La generosidad política de Adolfo Suárez y el trabajo fundacional, serio y meticuloso de sus fontaneros en los primeros 4 años de la democracia española le siguen siendo reconocidos por toda la sociedad aun hoy, 40 años después. En efecto, una encuesta de Metroscopia publicada el pasado domingo 9 de abril en el diario El País revelaba que Adolfo Suárez seguía siendo el político más valorado de la transición española por el conjunto de la sociedad, incluso por jóvenes que no llegaron conocerlo en actividad, y por encima aun del más carismático Felipe González que gobernó durante 12 años seguidos y lideró el ingreso de España a la OTAN y la CEE.
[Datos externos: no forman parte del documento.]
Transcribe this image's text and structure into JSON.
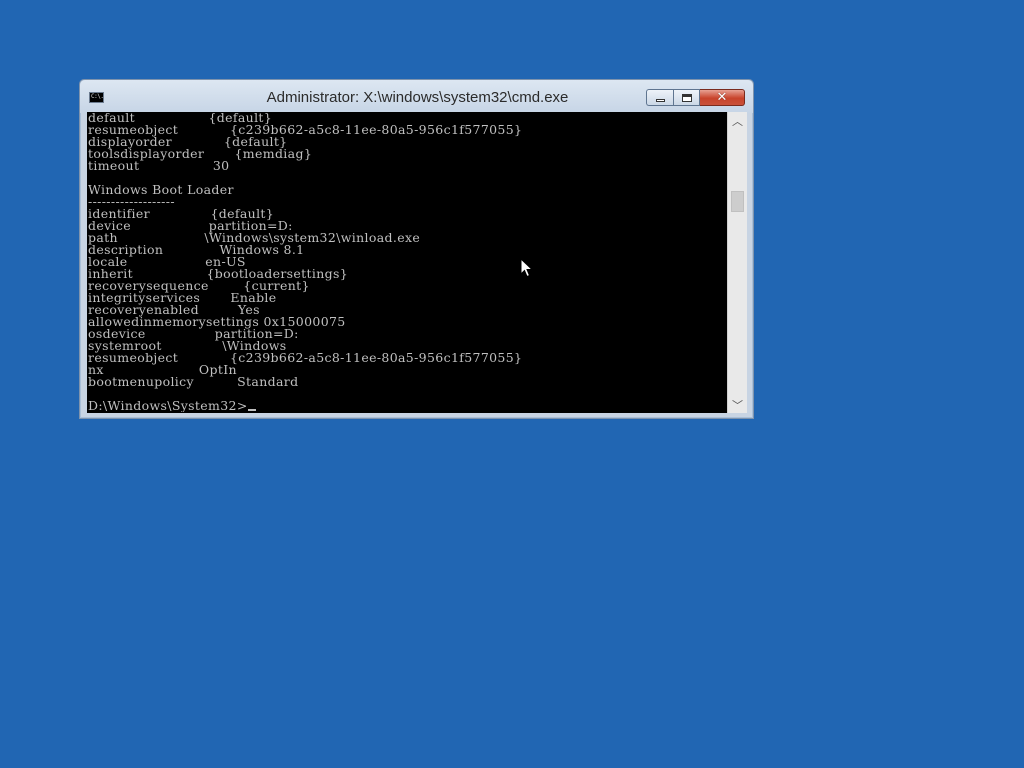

Argentina necesita ahora más que nunca de la generosidad y grandeza de su dirigencia política y social para consensuar unos Pactos de Estado al estilo de los de La Moncloa, que complementen la transición iniciada por Raúl Alfonsín en el '83 y creen unas bases sólidas sobre las cuales proyectar la Argentina moderna e inclusiva que ha probado ser tan esquiva hasta ahora. ¿Estará la dirigencia política argentina a la altura que los tiempos reclaman? ¿Dará el Presidente Macri el primer paso? Ojalá así sea.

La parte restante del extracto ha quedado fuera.